Strategies to change consumption patterns
These failures of the global food system to prevent food shortage despite adequate food energy production are being addressed in various ways in both developed and developing countries. In developed countries, higher consumption of animal foods is being discouraged. Meat consumption has begun to decline in response to health concerns that diets high in animal fat contribute to cardiovascular disease and certain cancers. Nutritionists are also trying to improve the dietary habits of poorer people, who tend to consume diets higher in fat. For reasons of equity and conservation, "food first," ecology, and natural resource advocates in developed countries also stress the importance of "eating low on the food chain" - more grain and vegetables, less meat - to make more food available to meet global food needs, and to encourage sustainable agricultural practices (Lappe 1991; Brown and Kane 1994).

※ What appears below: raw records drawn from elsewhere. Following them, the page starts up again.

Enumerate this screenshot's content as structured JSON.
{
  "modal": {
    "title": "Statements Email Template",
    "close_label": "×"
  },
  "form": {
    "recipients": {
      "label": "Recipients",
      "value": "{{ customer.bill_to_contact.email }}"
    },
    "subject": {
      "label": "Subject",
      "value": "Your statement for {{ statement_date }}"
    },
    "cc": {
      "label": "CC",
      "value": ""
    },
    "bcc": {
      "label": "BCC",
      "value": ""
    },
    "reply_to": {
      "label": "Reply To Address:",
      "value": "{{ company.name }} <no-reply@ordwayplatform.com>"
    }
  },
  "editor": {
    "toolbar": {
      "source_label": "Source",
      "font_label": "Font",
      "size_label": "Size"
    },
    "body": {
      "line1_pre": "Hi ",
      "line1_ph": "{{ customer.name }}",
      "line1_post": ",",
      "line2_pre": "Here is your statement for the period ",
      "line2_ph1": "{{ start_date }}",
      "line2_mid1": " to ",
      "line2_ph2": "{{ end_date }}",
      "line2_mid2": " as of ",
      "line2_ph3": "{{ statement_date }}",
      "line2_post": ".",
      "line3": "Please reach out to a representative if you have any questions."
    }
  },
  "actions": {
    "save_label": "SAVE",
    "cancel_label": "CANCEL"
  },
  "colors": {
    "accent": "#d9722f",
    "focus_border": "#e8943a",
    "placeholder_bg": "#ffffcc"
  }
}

To meet world food needs, fat consumption also needs to be discouraged in some developing countries where average meat consumption is still at relatively healthy levels, but demands for animal protein and fats are increasing.2 Increasing the consumption of grains, legumes, root crops, and vegetables, relative to animal products, involves changing dietary patterns in developed countries and reversing current trends toward higher consumption of meat and fats in developing countries. Since higher status conventionally is associated with greater meat and fat consumption, such dietary change challenges traditional social, as well as nutritional, beliefs and practices and may prove difficult.
Micronutrient deficiencies, by contrast, can be targeted by a number of specific interventions: (1) increasing intake of foods containing them; (2) fortifying or enriching other foods so that they contain more of the needed nutrients, or (3) providing oral or injectable vitamins and minerals. To be successful, however, all rely on some degree of political commitment, as well as behavioural change. Although costs for some programmes are relatively low (e.g. salt iodization costs only about five cents per person per year, and vitamin A capsules only about six cents [Grant 1995]), they demand technical and social organization, and political and community support, for effective implementation and monitoring.
Despite these concerns about dietary quality, the most important conclusion to be drawn from an analysis of global food shortage is that there is no such shortage. Hunger is not primarily caused by food shortage.